“I don’t know. You always seem to have more fun. What’s your secret?” Beside her movie star looks and personality to draw the men in.

“My secret is that I don’t give a snot if they’re interested or not. So then they are. It’s Psychology 101, sweetie.”

“Well, I wish I could care less, but as it stands,” –Where it hadn’t been true before, today it was the truest. As the fog which had settled over my brain lifted more, feelings of longing for closeness crept in and I found I actually wanted those relationships— “I’m poised to graduate high school in the spring never even having been kissed.”

It all started with meeting Korrigan. I didn’t know what it was about her, but each time we hung out, I knew I couldn’t go back to not caring.

“Kissing’s overrated,” she said. “Wait—no, it’s not.” She laughed. “Who am I trying to kid?”

“Certainly not me. You’ve shared too many stories in the short time I’ve been here.”

“Because kissing is awesome and someone needs to spice up your drab existence.”

She and I bent to pick up toys from the carpet to at least appear to be working as talking didn’t get my yellow form signed for my service hours and I suspected didn’t keep her gainfully employed.

“Whatever.” I rolled my eyes in mock-exasperation.

“Don’t leave me hanging. Are we hitting the club tonight?”

“Oh, fine. Now I’m going to earn my service points.”

The corner of her mouth tipped up in a partial smile. “I can think of a few ways for you to earn service points tonight,” she called out to me as I walked over to a group of girls sitting on the carpet mats, arguing. I flipped my hand in the air to let her know I was tuning her out.

“Hey… Is that how we work out our problems? By yelling?” I reprimanded the girls.

“No, Miss Millie,” they sang together. The singsong made them sound way too untrustworthy.

“Okay,” I said, not willing to take their crap today. “What’s wrong now? Blythe?”

Blythe sucked in a huge breath as if preparing to lay down a whopper of a tale and began, “Diamond wants to do ‘Miss Mary Mack,’ but we did that yesterday. Morgan wants ‘Miss Suzy,’ but I want ‘Rockin’ Robin.’” Ah… hand games.

“Well, have you thought about doing all three? They aren’t that long.”

“But I want to go first,” Blythe insisted, crossing her arms over her little girl chest in protest.

“So do I,” Diamond chimed in at the same time Morgan whined, “Me, too.”

“Let’s rock, paper, scissors this out, then. Whoever wins, that’s whose song goes first, and whoever comes in second, their song goes second. Sound fair?”

“Miss Millie, how do you play?” Blythe asked, dropping her arms and seemingly her protest, too.

“You’ve never played?”

“Nope,” the three answered together.

I sat down on the carpeting next to Diamond to explain the game to them. The actual name was Roshambo, at least from what I remembered. To play you used a fist for rock. For paper, a flat hand, and for scissors, just your pointer and index fingers straight out—like the blades of scissors.
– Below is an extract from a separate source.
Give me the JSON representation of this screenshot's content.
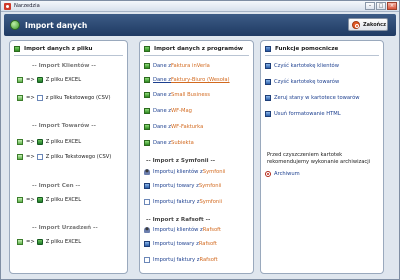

The rules: Paper covered rock. Rock smashed scissors. Scissors cut paper. The girls nodded, drinking in my every word. If all chose the same, no one would win that round. We called that a scratch. If two chose the same and it beat the third player, she’d be the first out and they’d square off. If two drew the same but neither beat the third, the third would win first pick and the two remaining would try again until they had a second pick winner.

“Got it?” I asked.

The girls showed some pretty cutthroat grins for six-year-olds.

“On the count of three. Sing… one… two… three—Rock. Paper. Scissors.” Two little hands formed scissors. Blythe, whom I’d secretly been rooting for, pulled ahead with a rock. She crushed both pairs of scissors triumphantly and leaned back, smiling wide.

“Okay, Blythe’s song is first. Now we go into sudden death to see who goes next and who is last. Diamond, Morgan, ready?”

“Rock. Paper. Scissors.” They both sang. Both paper this time. “Okay, Rock. Paper. Scissors.” Both rock. “Last time, let’s do this. Rock. Paper. Scissors.” Diamond’s fingers formed a pair of scissors while Morgan played rock a second time.